Friday, July 3, 2009

Red Fruits Home Made Ice Cream



It is getting hot here, and the best way to pay every sweat that we made is to treat oneself with ice cream or sorbet! I am not trying to complain here, i know a person who always complain about the weather, too hot, too cold, and even though i feel the same thing, i try not to be that person, just be thankful for the weather, especially if it is something normal, i mean it is summer, it is normal that we feel like we are in a giant oven box.

Well, industrial ice cream (especially Ben and Jerry, also Hagen Dasz ) are great, but, nothing can beat home made ice cream is you know how to do it well!

2 years ago, i tried making one, but i just hate the egg yolk color domination which does not put the synchronization between the color, and the taste that our brain perceive, beside, since i did not have sorbetière (ice cream maker), the result was full of small crystal, which made the ice cream tasteless.

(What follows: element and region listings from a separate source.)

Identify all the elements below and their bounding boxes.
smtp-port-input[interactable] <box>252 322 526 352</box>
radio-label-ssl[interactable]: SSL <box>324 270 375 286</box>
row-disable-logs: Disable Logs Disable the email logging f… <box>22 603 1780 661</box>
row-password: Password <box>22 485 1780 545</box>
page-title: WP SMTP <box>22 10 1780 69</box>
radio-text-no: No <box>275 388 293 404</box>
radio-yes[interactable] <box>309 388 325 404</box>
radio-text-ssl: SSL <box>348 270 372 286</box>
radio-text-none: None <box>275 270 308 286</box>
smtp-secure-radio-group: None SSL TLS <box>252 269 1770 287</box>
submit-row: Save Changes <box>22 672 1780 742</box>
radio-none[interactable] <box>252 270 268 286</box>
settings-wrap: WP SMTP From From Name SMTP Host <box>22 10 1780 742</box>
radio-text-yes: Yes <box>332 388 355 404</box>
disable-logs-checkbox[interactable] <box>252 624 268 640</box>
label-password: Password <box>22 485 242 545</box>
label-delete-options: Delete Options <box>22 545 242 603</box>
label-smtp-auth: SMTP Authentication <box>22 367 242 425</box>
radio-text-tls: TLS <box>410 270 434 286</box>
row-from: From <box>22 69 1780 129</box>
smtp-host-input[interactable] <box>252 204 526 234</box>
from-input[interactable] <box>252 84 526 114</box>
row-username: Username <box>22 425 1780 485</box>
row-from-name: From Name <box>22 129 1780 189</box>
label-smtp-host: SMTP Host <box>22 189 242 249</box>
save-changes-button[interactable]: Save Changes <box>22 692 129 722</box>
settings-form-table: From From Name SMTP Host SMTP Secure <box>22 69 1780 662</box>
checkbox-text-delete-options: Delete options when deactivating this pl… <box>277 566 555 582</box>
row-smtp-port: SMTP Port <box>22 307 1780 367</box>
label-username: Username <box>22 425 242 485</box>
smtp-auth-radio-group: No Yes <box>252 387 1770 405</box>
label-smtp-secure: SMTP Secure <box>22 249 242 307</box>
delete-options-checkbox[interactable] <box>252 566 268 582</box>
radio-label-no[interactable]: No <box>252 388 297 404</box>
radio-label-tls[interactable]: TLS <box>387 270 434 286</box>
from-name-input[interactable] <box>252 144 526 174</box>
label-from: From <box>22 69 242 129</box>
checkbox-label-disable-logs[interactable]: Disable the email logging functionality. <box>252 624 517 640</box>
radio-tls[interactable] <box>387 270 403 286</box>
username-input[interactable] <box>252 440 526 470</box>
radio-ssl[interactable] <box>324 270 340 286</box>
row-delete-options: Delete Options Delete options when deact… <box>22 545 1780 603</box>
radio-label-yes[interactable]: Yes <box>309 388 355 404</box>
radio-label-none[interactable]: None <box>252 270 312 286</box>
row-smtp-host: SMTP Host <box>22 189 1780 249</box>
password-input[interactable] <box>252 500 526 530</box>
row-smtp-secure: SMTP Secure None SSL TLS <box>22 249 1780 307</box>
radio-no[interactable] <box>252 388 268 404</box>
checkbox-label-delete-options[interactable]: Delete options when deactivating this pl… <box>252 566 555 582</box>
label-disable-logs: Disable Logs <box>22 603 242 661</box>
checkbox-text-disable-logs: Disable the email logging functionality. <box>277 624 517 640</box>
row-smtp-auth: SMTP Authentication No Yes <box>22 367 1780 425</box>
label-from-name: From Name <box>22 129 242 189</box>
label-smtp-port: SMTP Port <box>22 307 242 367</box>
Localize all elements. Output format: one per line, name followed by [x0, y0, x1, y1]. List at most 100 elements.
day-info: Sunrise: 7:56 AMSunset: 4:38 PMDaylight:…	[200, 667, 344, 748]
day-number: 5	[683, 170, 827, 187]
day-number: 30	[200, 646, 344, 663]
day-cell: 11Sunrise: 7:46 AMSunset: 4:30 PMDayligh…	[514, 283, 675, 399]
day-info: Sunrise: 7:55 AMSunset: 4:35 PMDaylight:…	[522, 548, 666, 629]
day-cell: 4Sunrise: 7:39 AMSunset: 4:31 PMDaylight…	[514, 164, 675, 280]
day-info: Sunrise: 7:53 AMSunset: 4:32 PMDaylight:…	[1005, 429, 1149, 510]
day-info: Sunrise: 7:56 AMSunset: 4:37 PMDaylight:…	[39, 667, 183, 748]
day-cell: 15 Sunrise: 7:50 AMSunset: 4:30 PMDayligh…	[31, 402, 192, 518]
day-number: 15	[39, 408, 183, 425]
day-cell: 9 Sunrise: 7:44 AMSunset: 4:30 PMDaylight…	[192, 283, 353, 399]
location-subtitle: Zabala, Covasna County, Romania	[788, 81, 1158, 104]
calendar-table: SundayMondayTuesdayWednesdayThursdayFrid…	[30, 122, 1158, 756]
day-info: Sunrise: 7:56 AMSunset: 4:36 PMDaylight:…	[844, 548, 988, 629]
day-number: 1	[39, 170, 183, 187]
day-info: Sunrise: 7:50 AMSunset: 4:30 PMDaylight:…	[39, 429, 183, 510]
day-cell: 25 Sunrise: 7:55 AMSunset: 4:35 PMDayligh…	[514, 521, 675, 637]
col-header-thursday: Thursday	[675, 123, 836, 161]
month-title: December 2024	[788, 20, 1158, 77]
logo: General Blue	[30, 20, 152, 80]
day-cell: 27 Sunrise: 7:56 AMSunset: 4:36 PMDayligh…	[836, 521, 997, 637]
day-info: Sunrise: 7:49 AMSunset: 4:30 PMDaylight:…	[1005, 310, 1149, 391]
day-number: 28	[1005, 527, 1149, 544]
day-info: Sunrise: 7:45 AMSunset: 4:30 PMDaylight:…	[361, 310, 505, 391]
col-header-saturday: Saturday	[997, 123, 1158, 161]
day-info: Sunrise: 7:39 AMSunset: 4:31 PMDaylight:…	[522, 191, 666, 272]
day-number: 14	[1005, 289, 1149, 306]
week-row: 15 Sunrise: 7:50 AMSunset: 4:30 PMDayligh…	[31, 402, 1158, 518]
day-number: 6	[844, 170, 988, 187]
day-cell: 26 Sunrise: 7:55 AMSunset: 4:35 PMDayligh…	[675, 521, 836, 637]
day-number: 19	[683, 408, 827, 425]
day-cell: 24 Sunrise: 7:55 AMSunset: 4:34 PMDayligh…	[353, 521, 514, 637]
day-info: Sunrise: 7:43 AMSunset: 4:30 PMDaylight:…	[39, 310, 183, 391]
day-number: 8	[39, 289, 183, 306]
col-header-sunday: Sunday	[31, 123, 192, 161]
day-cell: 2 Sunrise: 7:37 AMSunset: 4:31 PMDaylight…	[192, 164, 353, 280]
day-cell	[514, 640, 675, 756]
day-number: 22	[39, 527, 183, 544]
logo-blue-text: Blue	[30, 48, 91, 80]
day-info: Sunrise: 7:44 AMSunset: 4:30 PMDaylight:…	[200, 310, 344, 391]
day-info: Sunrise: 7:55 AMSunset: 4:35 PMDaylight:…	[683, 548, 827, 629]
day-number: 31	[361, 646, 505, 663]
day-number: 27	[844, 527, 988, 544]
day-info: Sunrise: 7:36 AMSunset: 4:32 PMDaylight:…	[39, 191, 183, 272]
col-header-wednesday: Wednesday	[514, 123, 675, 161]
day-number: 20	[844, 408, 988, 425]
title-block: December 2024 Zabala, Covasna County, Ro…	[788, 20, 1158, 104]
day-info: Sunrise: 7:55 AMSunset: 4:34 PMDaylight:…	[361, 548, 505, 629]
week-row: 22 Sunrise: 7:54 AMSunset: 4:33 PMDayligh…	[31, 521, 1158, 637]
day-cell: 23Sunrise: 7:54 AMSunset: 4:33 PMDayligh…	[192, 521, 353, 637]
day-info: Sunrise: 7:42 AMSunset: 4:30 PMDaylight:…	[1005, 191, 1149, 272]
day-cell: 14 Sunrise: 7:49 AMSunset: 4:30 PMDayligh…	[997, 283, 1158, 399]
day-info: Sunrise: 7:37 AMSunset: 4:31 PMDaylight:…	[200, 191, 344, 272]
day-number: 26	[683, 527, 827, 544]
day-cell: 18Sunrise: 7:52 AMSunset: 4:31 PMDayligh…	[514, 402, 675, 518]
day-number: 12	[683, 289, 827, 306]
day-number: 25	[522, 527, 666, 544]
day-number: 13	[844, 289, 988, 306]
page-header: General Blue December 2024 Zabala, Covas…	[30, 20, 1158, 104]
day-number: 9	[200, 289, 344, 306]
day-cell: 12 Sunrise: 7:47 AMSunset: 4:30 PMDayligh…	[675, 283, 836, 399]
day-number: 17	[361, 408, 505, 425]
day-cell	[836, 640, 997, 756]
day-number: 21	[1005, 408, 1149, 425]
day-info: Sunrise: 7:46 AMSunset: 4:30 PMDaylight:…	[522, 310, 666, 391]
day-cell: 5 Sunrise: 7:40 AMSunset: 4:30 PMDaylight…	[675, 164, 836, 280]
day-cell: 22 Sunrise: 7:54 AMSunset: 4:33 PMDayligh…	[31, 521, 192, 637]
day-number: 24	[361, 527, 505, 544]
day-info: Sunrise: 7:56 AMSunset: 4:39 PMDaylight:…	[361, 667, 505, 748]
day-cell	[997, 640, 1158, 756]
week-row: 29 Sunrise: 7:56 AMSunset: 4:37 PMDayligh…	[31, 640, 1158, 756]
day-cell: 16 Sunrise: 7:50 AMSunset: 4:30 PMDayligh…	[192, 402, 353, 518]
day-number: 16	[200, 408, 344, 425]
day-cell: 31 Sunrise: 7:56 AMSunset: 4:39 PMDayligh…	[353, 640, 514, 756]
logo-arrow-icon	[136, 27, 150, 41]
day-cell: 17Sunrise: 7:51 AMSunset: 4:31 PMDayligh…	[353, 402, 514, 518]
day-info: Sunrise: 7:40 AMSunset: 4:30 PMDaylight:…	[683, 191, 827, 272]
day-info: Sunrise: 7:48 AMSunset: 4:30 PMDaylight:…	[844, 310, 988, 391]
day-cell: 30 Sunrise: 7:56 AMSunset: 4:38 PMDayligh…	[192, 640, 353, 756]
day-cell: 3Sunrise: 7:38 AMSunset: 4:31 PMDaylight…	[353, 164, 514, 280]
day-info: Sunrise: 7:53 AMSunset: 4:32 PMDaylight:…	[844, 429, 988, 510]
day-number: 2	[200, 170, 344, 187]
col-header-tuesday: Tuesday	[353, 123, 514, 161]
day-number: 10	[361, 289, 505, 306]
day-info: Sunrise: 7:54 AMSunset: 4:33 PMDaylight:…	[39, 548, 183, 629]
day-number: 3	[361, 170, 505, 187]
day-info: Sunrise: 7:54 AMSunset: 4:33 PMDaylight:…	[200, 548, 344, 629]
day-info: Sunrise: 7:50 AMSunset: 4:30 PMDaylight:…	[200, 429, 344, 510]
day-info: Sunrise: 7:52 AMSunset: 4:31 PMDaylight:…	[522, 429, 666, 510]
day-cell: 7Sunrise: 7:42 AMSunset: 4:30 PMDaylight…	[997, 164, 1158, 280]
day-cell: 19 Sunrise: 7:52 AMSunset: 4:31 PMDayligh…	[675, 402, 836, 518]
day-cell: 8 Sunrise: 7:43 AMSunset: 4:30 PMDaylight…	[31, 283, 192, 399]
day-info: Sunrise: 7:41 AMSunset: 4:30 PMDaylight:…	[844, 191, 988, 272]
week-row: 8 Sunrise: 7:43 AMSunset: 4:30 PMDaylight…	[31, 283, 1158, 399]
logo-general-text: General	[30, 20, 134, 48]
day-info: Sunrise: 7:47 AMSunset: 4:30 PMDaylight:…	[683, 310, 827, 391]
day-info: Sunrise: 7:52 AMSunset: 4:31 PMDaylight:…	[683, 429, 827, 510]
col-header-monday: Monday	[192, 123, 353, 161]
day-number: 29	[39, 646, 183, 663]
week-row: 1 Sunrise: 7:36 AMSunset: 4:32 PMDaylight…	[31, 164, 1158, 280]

But this time it works quite well...maybe it is just a matter of patience and the fridge as well. I mean we changed our fridge since the last time, so this ice cream has quite a nice taste with less crystal than the last time. And the color of red fruits that i used, covers the color of the egg yolk.

For the original recipe, i used Glacé marbrée au Cassis by Susana Tee (Paragon 2004), i modified it as usual (she uses cassis - black currant and whipping cream).

Ingredients
  • 50 cl of milk
  • 2 tps vanilla syrup (liquid)
  • 205 gr white sugar
  • 4 egg yolk
  • 350 gr red fruits (i used the frozen one from Picard)
  • 6 tbs water
  • 50 cl thick cream


Methods:
  1. Into a thick pan, heat the milk and vanilla, until it is close to boiling. Take it out from the fire, and set aside for 30 minutes.
  2. In a recipient, using your mixer, mix half of the sugar together with egg yolk, until you obtain a mousy ribbon. Add the previous milk vanilla to it, and mix with wooden spoon. Pour it into a pan, through a sieve. Cook it in a small fire for 10 – 15 minutes, constantly stir using the wooden spoon, until the liquid covers the spoon when you take it out. Don't let it boiled!
  3. Take off from fire, set it aside for 1 hour, stir it every now and then.
  4. Make the puree of the red fruits. Blend smoothly the fruits, water and the rest of sugar, add it to the egg yolk cream..
  5. Blend your cream very well put it in the fridge.
  6. Put the egg yolk cream in the freezer for 1- 2 hours. Blend it using your blender, and add the thick cream, and put it back to the freezer. Wait for another 1,5 hour, and blend the cream again. Freeze it again until it is completely hard.